Enabling Non‑Technical Users to Build Custom Algorithmic Feeds on AT Protocol via Natural Language
At the recent Atmosphere conference, Bluesky unveiled Attie, an AI‑driven assistant that translates plain‑text commands into custom feed algorithms. This approach targets users who lack programming expertise, allowing them to shape content streams through natural language prompts while remaining within the AT Protocol ecosystem.
Technical Solution
The core engine couples Claude LLM inference with a prompt‑translation layer that maps natural language into feed‑definition schemas. A session manager maintains context, enabling iterative refinement without re‑entering prior parameters. The resulting schema feeds directly into the AT Protocol API, producing a live, queryable feed for the authenticated user.
Implementation relies on containerized microservices orchestrated by Kubernetes, ensuring each component scales independently. Message queues buffer user requests, while caching layers store intermediate feed graphs to reduce latency. All data exchanges adhere to the AT Protocol JSON‑LD format, preserving compatibility across the broader ecosystem.
Architecture Overview
The system is divided into three logical zones: front‑end gateway, processing core, and protocol adapter. The gateway authenticates users via their Atmosphere credentials and forwards sanitized commands to the core, while authentication checks ensure only authorized actions proceed. Each zone communicates using mutual TLS, guaranteeing integrity and confidentiality throughout the pipeline.
The protocol adapter translates generated schemas into AT Protocol feed‑creation calls, handling pagination, sorting, and filter parameters. This layer also logs transaction IDs and status codes for observability, enabling rapid troubleshooting and performance tuning.
Prompt Parsing Engine
Natural language inputs pass through a tokenizer that extracts intent, entities, and constraints.

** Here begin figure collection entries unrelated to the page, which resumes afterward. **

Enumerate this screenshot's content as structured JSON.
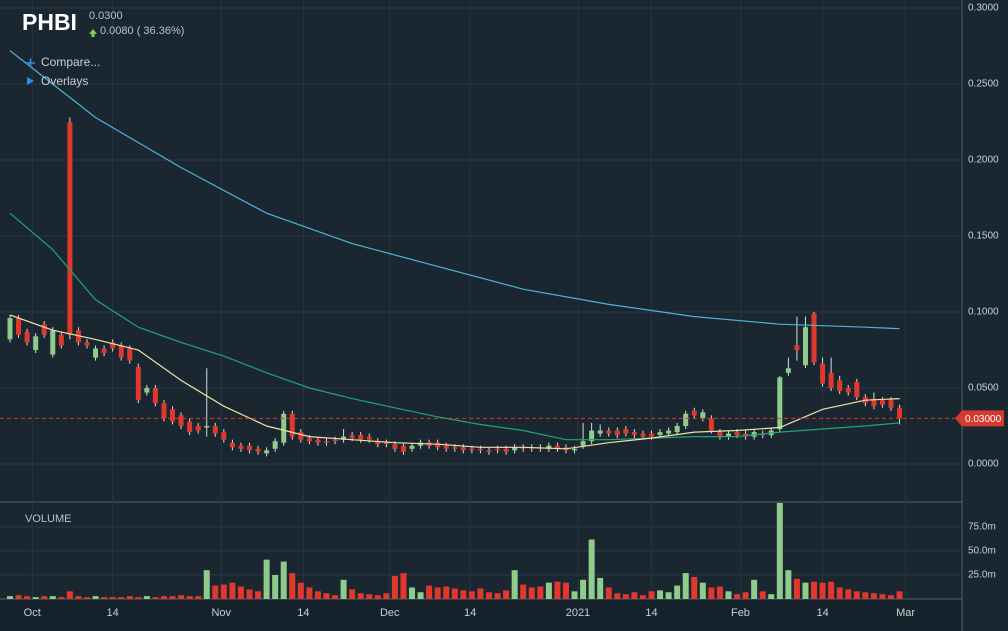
{
  "chart_data": {
    "type": "candlestick",
    "title": "PHBI",
    "last_price": "0.0300",
    "change": "0.0080 ( 36.36%)",
    "controls": [
      "Compare...",
      "Overlays"
    ],
    "volume_title": "VOLUME",
    "xlim": [
      -1.17,
      111.3
    ],
    "xticks": [
      {
        "value": 2.6,
        "label": "Oct"
      },
      {
        "value": 12,
        "label": "14"
      },
      {
        "value": 24.7,
        "label": "Nov"
      },
      {
        "value": 34.3,
        "label": "14"
      },
      {
        "value": 44.4,
        "label": "Dec"
      },
      {
        "value": 53.8,
        "label": "14"
      },
      {
        "value": 66.4,
        "label": "2021"
      },
      {
        "value": 75,
        "label": "14"
      },
      {
        "value": 85.4,
        "label": "Feb"
      },
      {
        "value": 95,
        "label": "14"
      },
      {
        "value": 104.7,
        "label": "Mar"
      }
    ],
    "ylim": [
      -0.0237,
      0.3053
    ],
    "yticks": [
      {
        "value": 0,
        "label": "0.0000"
      },
      {
        "value": 0.05,
        "label": "0.0500"
      },
      {
        "value": 0.1,
        "label": "0.1000"
      },
      {
        "value": 0.15,
        "label": "0.1500"
      },
      {
        "value": 0.2,
        "label": "0.2000"
      },
      {
        "value": 0.25,
        "label": "0.2500"
      },
      {
        "value": 0.3,
        "label": "0.3000"
      }
    ],
    "current": {
      "value": 0.03,
      "label": "0.03000",
      "color": "#d63a2f"
    },
    "up_color": "#8fcb8b",
    "down_color": "#e0382c",
    "open": [
      0.082,
      0.096,
      0.087,
      0.075,
      0.092,
      0.072,
      0.085,
      0.225,
      0.088,
      0.08,
      0.07,
      0.076,
      0.08,
      0.078,
      0.076,
      0.064,
      0.047,
      0.05,
      0.04,
      0.036,
      0.032,
      0.028,
      0.025,
      0.024,
      0.025,
      0.021,
      0.014,
      0.012,
      0.012,
      0.01,
      0.007,
      0.01,
      0.014,
      0.033,
      0.021,
      0.017,
      0.016,
      0.015,
      0.016,
      0.016,
      0.019,
      0.019,
      0.018,
      0.015,
      0.014,
      0.013,
      0.012,
      0.01,
      0.012,
      0.014,
      0.014,
      0.012,
      0.011,
      0.011,
      0.01,
      0.01,
      0.009,
      0.01,
      0.01,
      0.009,
      0.011,
      0.011,
      0.011,
      0.01,
      0.012,
      0.011,
      0.009,
      0.012,
      0.015,
      0.02,
      0.022,
      0.022,
      0.023,
      0.021,
      0.02,
      0.02,
      0.019,
      0.02,
      0.021,
      0.025,
      0.035,
      0.03,
      0.03,
      0.021,
      0.018,
      0.021,
      0.02,
      0.018,
      0.02,
      0.019,
      0.023,
      0.06,
      0.078,
      0.065,
      0.099,
      0.066,
      0.06,
      0.055,
      0.05,
      0.054,
      0.044,
      0.043,
      0.042,
      0.042,
      0.037
    ],
    "high": [
      0.098,
      0.098,
      0.089,
      0.086,
      0.094,
      0.09,
      0.087,
      0.228,
      0.09,
      0.082,
      0.078,
      0.078,
      0.082,
      0.08,
      0.078,
      0.066,
      0.052,
      0.052,
      0.042,
      0.038,
      0.034,
      0.03,
      0.027,
      0.063,
      0.027,
      0.023,
      0.016,
      0.014,
      0.014,
      0.012,
      0.011,
      0.017,
      0.035,
      0.035,
      0.023,
      0.019,
      0.018,
      0.017,
      0.018,
      0.023,
      0.021,
      0.021,
      0.02,
      0.017,
      0.016,
      0.015,
      0.014,
      0.014,
      0.016,
      0.016,
      0.016,
      0.014,
      0.013,
      0.013,
      0.012,
      0.012,
      0.011,
      0.012,
      0.012,
      0.013,
      0.013,
      0.013,
      0.013,
      0.014,
      0.014,
      0.013,
      0.012,
      0.027,
      0.027,
      0.026,
      0.024,
      0.024,
      0.025,
      0.023,
      0.022,
      0.022,
      0.023,
      0.024,
      0.027,
      0.035,
      0.037,
      0.036,
      0.032,
      0.023,
      0.022,
      0.023,
      0.022,
      0.023,
      0.022,
      0.024,
      0.058,
      0.07,
      0.097,
      0.097,
      0.1,
      0.07,
      0.07,
      0.058,
      0.052,
      0.056,
      0.046,
      0.047,
      0.044,
      0.044,
      0.039
    ],
    "low": [
      0.08,
      0.083,
      0.078,
      0.073,
      0.083,
      0.07,
      0.076,
      0.082,
      0.078,
      0.076,
      0.068,
      0.071,
      0.074,
      0.068,
      0.066,
      0.04,
      0.045,
      0.038,
      0.028,
      0.026,
      0.023,
      0.019,
      0.02,
      0.018,
      0.018,
      0.014,
      0.009,
      0.008,
      0.007,
      0.006,
      0.005,
      0.008,
      0.012,
      0.016,
      0.014,
      0.013,
      0.012,
      0.012,
      0.013,
      0.014,
      0.015,
      0.014,
      0.014,
      0.011,
      0.011,
      0.008,
      0.006,
      0.008,
      0.01,
      0.01,
      0.009,
      0.008,
      0.008,
      0.007,
      0.007,
      0.007,
      0.006,
      0.007,
      0.006,
      0.007,
      0.008,
      0.008,
      0.008,
      0.008,
      0.008,
      0.007,
      0.007,
      0.01,
      0.013,
      0.018,
      0.018,
      0.017,
      0.018,
      0.017,
      0.016,
      0.016,
      0.017,
      0.018,
      0.019,
      0.023,
      0.03,
      0.028,
      0.02,
      0.016,
      0.016,
      0.017,
      0.016,
      0.016,
      0.017,
      0.017,
      0.021,
      0.058,
      0.068,
      0.063,
      0.065,
      0.051,
      0.048,
      0.046,
      0.045,
      0.042,
      0.038,
      0.036,
      0.037,
      0.035,
      0.026
    ],
    "close": [
      0.096,
      0.085,
      0.08,
      0.084,
      0.085,
      0.088,
      0.078,
      0.085,
      0.08,
      0.078,
      0.076,
      0.073,
      0.076,
      0.07,
      0.068,
      0.042,
      0.05,
      0.04,
      0.03,
      0.028,
      0.025,
      0.021,
      0.022,
      0.025,
      0.02,
      0.016,
      0.011,
      0.01,
      0.009,
      0.008,
      0.009,
      0.015,
      0.033,
      0.018,
      0.016,
      0.015,
      0.014,
      0.014,
      0.015,
      0.018,
      0.017,
      0.016,
      0.016,
      0.013,
      0.013,
      0.01,
      0.008,
      0.012,
      0.014,
      0.012,
      0.011,
      0.01,
      0.01,
      0.009,
      0.009,
      0.009,
      0.008,
      0.009,
      0.008,
      0.011,
      0.01,
      0.01,
      0.01,
      0.012,
      0.01,
      0.009,
      0.01,
      0.015,
      0.022,
      0.022,
      0.02,
      0.019,
      0.02,
      0.019,
      0.018,
      0.018,
      0.021,
      0.022,
      0.025,
      0.033,
      0.032,
      0.034,
      0.022,
      0.018,
      0.02,
      0.019,
      0.018,
      0.021,
      0.019,
      0.022,
      0.057,
      0.063,
      0.075,
      0.09,
      0.067,
      0.053,
      0.05,
      0.048,
      0.047,
      0.044,
      0.04,
      0.038,
      0.039,
      0.037,
      0.03
    ],
    "volume": [
      3,
      4,
      3,
      2,
      3,
      3,
      2,
      8,
      3,
      2,
      3,
      2,
      2,
      2,
      3,
      2,
      3,
      2,
      3,
      3,
      4,
      3,
      3,
      30,
      14,
      15,
      17,
      13,
      10,
      8,
      41,
      25,
      39,
      27,
      17,
      12,
      8,
      6,
      4,
      20,
      10,
      6,
      5,
      4,
      6,
      24,
      27,
      12,
      7,
      14,
      12,
      13,
      11,
      9,
      8,
      11,
      7,
      6,
      9,
      30,
      15,
      12,
      13,
      17,
      18,
      17,
      8,
      20,
      62,
      22,
      12,
      6,
      5,
      7,
      4,
      8,
      9,
      7,
      14,
      27,
      23,
      17,
      12,
      13,
      8,
      5,
      7,
      20,
      8,
      5,
      100,
      30,
      21,
      17,
      18,
      17,
      18,
      12,
      10,
      8,
      7,
      6,
      5,
      4,
      8
    ],
    "vlim": [
      0,
      100
    ],
    "vticks": [
      {
        "value": 25,
        "label": "25.0m"
      },
      {
        "value": 50,
        "label": "50.0m"
      },
      {
        "value": 75,
        "label": "75.0m"
      }
    ],
    "averages": [
      {
        "color": "#4fb3d9",
        "x": [
          0,
          10,
          20,
          30,
          40,
          50,
          60,
          70,
          80,
          90,
          100,
          104
        ],
        "values": [
          0.272,
          0.228,
          0.195,
          0.165,
          0.145,
          0.13,
          0.115,
          0.105,
          0.097,
          0.092,
          0.09,
          0.089
        ]
      },
      {
        "color": "#1fa37a",
        "x": [
          0,
          5,
          10,
          15,
          20,
          25,
          30,
          35,
          40,
          45,
          50,
          55,
          60,
          65,
          70,
          75,
          80,
          85,
          90,
          95,
          100,
          104
        ],
        "values": [
          0.165,
          0.141,
          0.108,
          0.09,
          0.08,
          0.071,
          0.06,
          0.05,
          0.043,
          0.037,
          0.031,
          0.026,
          0.022,
          0.016,
          0.016,
          0.017,
          0.018,
          0.018,
          0.021,
          0.023,
          0.025,
          0.027
        ]
      },
      {
        "color": "#f0e2a8",
        "x": [
          0,
          5,
          10,
          15,
          20,
          25,
          30,
          35,
          40,
          45,
          50,
          55,
          60,
          65,
          70,
          75,
          80,
          85,
          90,
          95,
          100,
          104
        ],
        "values": [
          0.098,
          0.088,
          0.082,
          0.075,
          0.055,
          0.038,
          0.025,
          0.018,
          0.016,
          0.014,
          0.013,
          0.011,
          0.011,
          0.01,
          0.014,
          0.017,
          0.021,
          0.022,
          0.024,
          0.036,
          0.042,
          0.043
        ]
      }
    ]
  }
}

A rule‑based mapper then aligns these elements with predefined feed primitives such as source selection, keyword filters, and ranking weights.
Edge cases trigger a fallback dialog that asks clarifying questions, ensuring the generated schema matches user expectations. The engine logs each transformation step, providing auditability and facilitating future model fine‑tuning.
Feed Generation Pipeline
Once a schema is validated, the pipeline queries the AT Protocol event stream for matching posts, applies ranking algorithms defined by the user, and assembles an ordered list. The list is stored in a temporary cache keyed to the session, enabling rapid retrieval for UI rendering.
Periodic background jobs recompute feeds to incorporate new content, respecting user‑defined refresh intervals. This design balances freshness with compute cost, delivering a responsive experience without overwhelming the network.
Security and Authentication
Attie inherits the AT Protocols decentralized identity model, using DID tokens for proof of user ownership. Each request is signed with the users private key, and the backend performs signature verification before processing.
Sensitive operations, such as feed deletion or permission changes, require multifactor verification via email or authenticator apps. All logs are encrypted at rest, and detailed audit trails are retained for compliance monitoring.